Oh, site is revamped. I don't want to spend too much time on this. It took me way too long to get things straight on here. It looks amazing on a desktop but I'm still not happy with the mobile representation of the site so I'll be quarreling with square space for the rest of the day. I hope you enjoy it. The template is a little more forgiving to photographers and I really like how you can swipe through galleries instead of just scrolling up and down.
This quandary of my mind may have lost some steam as it popped in my head a couple days ago in a violent night of racing thoughts but I will try anyway. I have a bad habit of looking at too many people's work. I think it takes up way too much of my time. I'm not specifically measuring mine against theirs, I'm just looking. I guess sometimes, I get jealous. Well, jealous is an inferior word because I feel it's too primitive to describe what I feel. I see consistency in other people's work. I see a pattern that repeats that (sometimes) might raise some red flags in my head. When you look at any great or notable photographer you can generally see a constant theme. Sure, at times their body of work might veer off on occasions but as a whole you can tell a group of Avedon pictures from a Ritts or even a Leibovitz. I've just got this pit in my stomach at the moment that makes me feel like this is a real naive battle I fight in my head. Anyway, my point is I can't see a constant thread within my work. Well I can, it's just not an apparent, in your face, thread. Why? Is it because I'm still a baby? I'm still a photographer finding his voice? I'd like to think I'm not. I approach a lot of work I do with a formula in my head that I feel is, constant. What's not constant is how I apply that formula.

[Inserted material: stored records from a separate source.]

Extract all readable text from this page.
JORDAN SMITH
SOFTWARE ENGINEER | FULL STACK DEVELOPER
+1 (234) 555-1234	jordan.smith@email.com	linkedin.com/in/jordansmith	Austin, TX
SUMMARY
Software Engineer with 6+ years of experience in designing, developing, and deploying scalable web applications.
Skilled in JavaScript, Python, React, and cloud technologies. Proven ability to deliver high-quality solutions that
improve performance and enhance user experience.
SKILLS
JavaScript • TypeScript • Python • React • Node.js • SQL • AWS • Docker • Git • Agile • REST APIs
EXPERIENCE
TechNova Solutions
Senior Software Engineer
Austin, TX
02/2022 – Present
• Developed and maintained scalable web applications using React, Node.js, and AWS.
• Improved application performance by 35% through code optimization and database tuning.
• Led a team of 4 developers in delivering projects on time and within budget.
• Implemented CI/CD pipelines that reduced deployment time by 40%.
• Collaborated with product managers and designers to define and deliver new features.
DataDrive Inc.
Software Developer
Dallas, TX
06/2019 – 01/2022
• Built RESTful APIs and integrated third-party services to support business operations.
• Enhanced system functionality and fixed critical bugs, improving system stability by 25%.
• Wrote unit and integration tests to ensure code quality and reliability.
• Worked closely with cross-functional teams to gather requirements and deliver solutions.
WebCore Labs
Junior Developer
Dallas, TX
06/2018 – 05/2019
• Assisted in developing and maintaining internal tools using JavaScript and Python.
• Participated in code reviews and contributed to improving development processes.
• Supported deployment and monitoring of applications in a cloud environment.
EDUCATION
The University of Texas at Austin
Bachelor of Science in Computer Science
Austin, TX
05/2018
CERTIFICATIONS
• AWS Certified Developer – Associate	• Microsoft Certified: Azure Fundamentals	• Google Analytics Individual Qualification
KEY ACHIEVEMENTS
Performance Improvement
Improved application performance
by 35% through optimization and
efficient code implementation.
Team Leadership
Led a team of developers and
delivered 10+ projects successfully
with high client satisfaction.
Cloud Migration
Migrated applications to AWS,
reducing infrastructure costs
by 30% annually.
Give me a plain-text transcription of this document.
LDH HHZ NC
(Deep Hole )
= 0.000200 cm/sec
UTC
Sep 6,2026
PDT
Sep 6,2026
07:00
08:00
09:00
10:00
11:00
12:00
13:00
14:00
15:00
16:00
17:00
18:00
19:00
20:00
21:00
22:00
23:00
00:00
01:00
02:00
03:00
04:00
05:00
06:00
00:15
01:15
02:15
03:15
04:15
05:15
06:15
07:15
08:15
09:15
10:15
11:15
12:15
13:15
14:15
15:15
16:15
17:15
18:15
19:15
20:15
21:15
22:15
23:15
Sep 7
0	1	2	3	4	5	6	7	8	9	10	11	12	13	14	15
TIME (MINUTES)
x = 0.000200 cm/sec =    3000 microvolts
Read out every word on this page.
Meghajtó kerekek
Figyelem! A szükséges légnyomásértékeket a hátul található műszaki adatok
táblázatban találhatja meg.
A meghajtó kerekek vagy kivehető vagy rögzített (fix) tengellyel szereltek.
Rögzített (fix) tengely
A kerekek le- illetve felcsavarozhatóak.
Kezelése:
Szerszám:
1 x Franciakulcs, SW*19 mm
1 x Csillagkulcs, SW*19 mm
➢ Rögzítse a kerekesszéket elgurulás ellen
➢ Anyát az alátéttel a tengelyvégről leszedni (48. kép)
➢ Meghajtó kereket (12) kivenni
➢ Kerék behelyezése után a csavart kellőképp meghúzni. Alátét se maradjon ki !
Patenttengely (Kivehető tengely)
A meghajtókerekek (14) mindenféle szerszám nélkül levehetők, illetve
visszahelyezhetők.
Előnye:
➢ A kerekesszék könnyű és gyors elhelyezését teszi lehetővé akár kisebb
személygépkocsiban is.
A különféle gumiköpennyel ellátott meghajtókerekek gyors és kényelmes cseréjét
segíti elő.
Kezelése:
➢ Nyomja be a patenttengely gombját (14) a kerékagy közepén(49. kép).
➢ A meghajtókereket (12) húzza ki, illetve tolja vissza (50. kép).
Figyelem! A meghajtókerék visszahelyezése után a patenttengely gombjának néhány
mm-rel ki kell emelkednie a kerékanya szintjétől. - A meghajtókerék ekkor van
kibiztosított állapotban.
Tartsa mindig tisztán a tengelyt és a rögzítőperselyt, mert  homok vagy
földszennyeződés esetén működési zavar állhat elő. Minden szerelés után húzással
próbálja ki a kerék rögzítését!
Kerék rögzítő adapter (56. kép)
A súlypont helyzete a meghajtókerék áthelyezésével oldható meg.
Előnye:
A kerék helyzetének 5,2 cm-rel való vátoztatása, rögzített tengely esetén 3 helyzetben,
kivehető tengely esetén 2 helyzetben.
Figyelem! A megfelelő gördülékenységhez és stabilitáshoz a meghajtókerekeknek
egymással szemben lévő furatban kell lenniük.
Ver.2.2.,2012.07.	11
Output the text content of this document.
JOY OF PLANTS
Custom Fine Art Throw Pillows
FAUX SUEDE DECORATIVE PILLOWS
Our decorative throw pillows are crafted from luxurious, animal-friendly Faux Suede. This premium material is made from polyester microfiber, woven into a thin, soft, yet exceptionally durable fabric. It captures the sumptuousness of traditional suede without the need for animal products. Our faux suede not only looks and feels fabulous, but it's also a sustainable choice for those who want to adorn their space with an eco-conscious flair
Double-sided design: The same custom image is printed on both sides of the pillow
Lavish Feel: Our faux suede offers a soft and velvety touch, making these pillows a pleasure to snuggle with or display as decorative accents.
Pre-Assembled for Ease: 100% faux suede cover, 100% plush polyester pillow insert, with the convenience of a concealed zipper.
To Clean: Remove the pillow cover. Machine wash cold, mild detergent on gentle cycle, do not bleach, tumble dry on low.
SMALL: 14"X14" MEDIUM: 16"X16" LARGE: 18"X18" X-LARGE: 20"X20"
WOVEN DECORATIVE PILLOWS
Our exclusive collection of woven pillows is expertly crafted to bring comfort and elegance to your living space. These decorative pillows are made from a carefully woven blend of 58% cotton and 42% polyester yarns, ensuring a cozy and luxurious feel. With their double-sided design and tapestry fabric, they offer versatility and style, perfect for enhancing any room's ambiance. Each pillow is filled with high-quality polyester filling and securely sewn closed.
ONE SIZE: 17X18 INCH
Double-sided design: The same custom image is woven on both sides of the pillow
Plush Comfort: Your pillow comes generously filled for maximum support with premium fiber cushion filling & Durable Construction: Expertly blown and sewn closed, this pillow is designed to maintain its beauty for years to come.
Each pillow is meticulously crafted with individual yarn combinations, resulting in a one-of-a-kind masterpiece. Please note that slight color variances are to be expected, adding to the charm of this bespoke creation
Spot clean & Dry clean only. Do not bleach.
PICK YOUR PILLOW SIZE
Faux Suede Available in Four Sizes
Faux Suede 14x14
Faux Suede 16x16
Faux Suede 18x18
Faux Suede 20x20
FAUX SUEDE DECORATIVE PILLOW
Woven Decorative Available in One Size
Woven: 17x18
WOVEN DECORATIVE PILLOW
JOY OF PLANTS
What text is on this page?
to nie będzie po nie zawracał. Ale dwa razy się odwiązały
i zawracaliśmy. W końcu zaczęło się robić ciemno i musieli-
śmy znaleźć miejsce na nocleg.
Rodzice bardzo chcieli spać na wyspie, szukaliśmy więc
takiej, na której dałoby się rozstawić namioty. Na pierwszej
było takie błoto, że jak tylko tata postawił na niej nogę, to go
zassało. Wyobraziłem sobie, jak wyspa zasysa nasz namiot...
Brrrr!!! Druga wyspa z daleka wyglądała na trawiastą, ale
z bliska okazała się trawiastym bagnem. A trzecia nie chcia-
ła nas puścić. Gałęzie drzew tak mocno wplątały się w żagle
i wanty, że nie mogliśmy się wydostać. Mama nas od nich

Every shoot, every concept I feel I complete is lit differently, processed differently and handled inconsistently.
Something grinds my gears. (I apologize this is a slight tangent on the mike train) I am a part of this very large facebook group called, the rising tide society. It's huge and encompasses many creatives and small business but a good percentage are photographers trying to grow their businesses. The concept of presets came up in a discussion and people were heralding how much time they save(they do save time) and how it makes their workflow easier(they do that also) but if you're not creating those presets and purchasing them, is it your style? Someone commented, "oh it made me find my style so much easier." I think that's a fucking cop out. You select some "vintage" film preset and now it's your style. Fuck that man, or woman. Style is not bought, it's not borrowed. I think to buy a preset and then say that's what your style is sucks.
Maybe because the digital world is so wide open? The possibilities of anything to look like anything are endless. When you had film you were more pressed to be a photographer that could utilize aperture and composition. I know of all the tricks in the darkroom but that world was smaller. Film type was the biggest decider of some aesthetic. Maybe I'm wrong in saying that. Maybe I'm not. I feel like my rambling argument is starting to make no sense or less sense.
Insecure, that's the word. It's not jealousy. I'm insecure that my work just has so little Mike Bambuch in it. This also stems from me watching way too many lighting setup videos on creative live and becoming overwhelmed that there are 100 mediocre ways to light someone and get the job done.
But then there is that part of me that just says, fuck that. Why would I want to sit there and light something the same way 100 times and call it a day. Is that style? No it's wicked boring. A part of me wants to say, fuck it, I'm going to see every opportunity differently and whatever fits that specific shoot, I'm going to use it even if that means my work looking like 1000 different things.
I really should just write this in a journal and not on a website. But oh well, this is also partly why I started this website. To question myself, to question photography, to just ramble. Maybe the answer to this is that I just want to be more confident in the formulas I use. There are some I am very comfortable with and then others I fear. I want a lot of tools god dammit. I want to be good at them all. I want to paint the image in my brain with light.